Despite a district court’s stop of planned lethal injections, the Trump administration is pushing the U.S. Supreme Court to start federal executions up again. There have not been federal executions for nearly two decades.
On Nov. 20, U.S. District Judge Tanya S. Chutkan of the District of Columbia wrote a preliminary injunction blocking the executions of four inmates to allow their appeals to make their way through the system. Chutkan also wrote that the lethal injection procedure proposed “very likely exceeds” the government’s authority under federal law.
Chutkan used the Federal Death Penalty Act as an example. She wrote that executions should be carried out “in the manner prescribed by the law of the State in which the sentence is imposed.”
Over the summer, Attorney General William P. Barr announced the federal lethal injection procedures would use only one drug, pentobarbital, rather than a combination of three drugs that was previously used, according to The Washington Post.
On Monday, the Justice Department argued in its application that Chutkan’s interpretation of the law is “implausible” and a “flawed injunction against the implementation of lawful executions.”
But a panel of three judges in the U.S. Court of Appeals all agreed that the Justice Department’s appeal to Chutkan’s injunction had “not satisfied the stringent requirements for a stay pending appeal.
Of the three judges that issued the ruling, one was appointed by President Donald Trump, another by former President George W. Bush and the third by former President Bill Clinton.

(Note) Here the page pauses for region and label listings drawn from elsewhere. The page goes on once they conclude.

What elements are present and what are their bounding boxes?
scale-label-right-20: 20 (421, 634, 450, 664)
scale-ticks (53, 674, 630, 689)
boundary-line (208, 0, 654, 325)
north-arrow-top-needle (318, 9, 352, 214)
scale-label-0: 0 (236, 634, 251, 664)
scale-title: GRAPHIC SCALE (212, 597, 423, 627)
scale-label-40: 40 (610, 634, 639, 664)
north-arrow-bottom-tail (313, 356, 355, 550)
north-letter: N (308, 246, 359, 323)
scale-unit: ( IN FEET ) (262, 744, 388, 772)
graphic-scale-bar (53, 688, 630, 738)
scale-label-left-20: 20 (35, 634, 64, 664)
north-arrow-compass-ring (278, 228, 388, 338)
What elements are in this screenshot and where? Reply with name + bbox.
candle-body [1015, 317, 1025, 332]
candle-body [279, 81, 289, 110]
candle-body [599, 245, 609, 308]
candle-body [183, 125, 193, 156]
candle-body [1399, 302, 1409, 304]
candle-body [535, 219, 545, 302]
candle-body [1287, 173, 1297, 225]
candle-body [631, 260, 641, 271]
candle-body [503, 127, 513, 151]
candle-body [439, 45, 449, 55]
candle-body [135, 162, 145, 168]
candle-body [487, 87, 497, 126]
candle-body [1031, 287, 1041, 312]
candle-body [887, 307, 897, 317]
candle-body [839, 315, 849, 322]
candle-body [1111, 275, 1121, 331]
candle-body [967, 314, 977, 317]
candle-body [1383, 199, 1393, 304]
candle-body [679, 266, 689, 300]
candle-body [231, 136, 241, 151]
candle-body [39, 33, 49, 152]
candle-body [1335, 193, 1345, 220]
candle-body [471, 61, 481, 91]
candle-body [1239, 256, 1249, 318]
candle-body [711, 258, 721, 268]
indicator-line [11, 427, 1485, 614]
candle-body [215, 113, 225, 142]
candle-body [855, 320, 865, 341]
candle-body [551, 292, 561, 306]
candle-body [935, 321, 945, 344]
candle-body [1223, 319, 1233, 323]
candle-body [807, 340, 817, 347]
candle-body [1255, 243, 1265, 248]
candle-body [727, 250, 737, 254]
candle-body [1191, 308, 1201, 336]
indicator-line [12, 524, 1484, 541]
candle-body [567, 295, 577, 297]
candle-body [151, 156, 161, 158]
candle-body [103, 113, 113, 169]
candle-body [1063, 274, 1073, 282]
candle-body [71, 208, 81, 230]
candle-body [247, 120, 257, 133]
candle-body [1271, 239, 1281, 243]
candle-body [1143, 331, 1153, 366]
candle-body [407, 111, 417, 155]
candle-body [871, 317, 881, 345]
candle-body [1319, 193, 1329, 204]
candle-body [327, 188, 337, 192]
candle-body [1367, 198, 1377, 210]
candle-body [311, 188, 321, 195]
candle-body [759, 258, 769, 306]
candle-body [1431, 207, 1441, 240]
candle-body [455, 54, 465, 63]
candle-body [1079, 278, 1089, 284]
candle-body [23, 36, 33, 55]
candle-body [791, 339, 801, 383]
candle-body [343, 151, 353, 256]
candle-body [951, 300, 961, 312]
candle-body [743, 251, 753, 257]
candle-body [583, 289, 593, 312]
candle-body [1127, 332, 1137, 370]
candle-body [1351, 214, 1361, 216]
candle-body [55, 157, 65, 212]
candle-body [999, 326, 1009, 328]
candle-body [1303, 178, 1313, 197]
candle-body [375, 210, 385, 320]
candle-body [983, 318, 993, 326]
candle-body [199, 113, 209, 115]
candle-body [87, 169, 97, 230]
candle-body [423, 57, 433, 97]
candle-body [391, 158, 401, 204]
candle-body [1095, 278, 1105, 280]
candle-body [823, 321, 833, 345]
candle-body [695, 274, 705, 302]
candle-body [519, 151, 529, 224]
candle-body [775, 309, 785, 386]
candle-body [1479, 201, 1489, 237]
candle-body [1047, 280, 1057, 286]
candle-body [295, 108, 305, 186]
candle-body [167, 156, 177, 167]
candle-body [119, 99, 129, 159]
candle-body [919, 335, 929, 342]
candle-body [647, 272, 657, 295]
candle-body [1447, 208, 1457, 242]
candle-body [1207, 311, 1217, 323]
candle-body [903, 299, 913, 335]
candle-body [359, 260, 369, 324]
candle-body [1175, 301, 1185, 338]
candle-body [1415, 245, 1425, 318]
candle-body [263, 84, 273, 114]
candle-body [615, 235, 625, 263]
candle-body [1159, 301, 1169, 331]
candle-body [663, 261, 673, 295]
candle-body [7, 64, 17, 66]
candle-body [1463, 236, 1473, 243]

“We are gratified that the Court of Appeals agreed with the District Court that there is no basis to vacate the preliminary injunction in this case,” Shawn Nolan, one of the attorneys representing some of the death-row inmates, said in a statement obtained by the Post. “The courts have made clear that the government cannot rush executions in order to avoid judicial review of the legality and constitutionality of its new execution procedure.”